We present a method based on the two-process model of sleep regulation for developing individualized biomathematical models that predict performance impairment for individuals subjected to total sleep loss. This new method advances our previous work in two important ways. First, it enables model customization to start as soon as the first performance measurement from an individual becomes available. This was achieved by optimally combining the performance information obtained from the individual's performance measurements with a priori performance information using a Bayesian framework, while retaining the strategy of transforming the nonlinear optimization problem of finding the optimal estimates of the two-process model parameters into a series of linear optimization problems. Second, by taking advantage of the linear representation of the two-process model, this new method enables the analytical computation of statistically based measures of reliability for the model predictions in the form of prediction intervals. Two distinct data sets were used to evaluate the proposed method.
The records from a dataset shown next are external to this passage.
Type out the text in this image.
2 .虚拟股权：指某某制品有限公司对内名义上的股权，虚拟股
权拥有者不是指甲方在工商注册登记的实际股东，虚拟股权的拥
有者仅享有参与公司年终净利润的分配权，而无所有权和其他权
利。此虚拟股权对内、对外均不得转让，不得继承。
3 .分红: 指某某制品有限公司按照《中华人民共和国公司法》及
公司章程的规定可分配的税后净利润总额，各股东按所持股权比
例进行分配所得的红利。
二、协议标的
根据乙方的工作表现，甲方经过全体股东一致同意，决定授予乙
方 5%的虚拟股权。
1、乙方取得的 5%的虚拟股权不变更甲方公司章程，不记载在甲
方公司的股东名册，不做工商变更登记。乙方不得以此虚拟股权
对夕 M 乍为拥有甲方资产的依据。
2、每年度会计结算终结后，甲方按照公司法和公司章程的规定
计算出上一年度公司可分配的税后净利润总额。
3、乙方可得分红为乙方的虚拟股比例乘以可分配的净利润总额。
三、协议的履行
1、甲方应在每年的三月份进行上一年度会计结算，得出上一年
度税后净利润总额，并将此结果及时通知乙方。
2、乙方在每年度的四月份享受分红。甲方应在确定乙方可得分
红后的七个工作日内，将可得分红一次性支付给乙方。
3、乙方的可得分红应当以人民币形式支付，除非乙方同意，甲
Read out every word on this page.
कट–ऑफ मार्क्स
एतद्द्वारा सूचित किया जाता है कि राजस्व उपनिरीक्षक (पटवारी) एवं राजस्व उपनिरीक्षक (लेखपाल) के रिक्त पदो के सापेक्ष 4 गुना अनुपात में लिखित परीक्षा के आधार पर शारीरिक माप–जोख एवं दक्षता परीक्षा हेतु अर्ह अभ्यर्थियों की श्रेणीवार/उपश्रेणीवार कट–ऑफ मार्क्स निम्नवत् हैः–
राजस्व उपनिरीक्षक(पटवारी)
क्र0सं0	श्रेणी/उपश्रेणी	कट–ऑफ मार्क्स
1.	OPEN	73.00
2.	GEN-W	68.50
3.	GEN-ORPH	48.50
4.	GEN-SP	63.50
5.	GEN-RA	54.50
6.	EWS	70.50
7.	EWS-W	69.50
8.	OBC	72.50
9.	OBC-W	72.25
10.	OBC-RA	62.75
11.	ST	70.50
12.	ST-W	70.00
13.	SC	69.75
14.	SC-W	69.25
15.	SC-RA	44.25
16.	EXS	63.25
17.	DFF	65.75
Results using simulated data with superimposed white Gaussian noise showed that the new method yielded 50% to 90% improvement in parameter-estimate accuracy over the previous method. Moreover, the accuracy of the analytically computed prediction intervals was validated through Monte Carlo simulations. Results for subjects representing three sleep-loss phenotypes who participated in a laboratory study (82 h of total sleep loss) indicated that the proposed method yielded individualized predictions that were up to 43% more accurate than group-average prediction models and, on average, 10% more accurate than individualized predictions based on our previous method.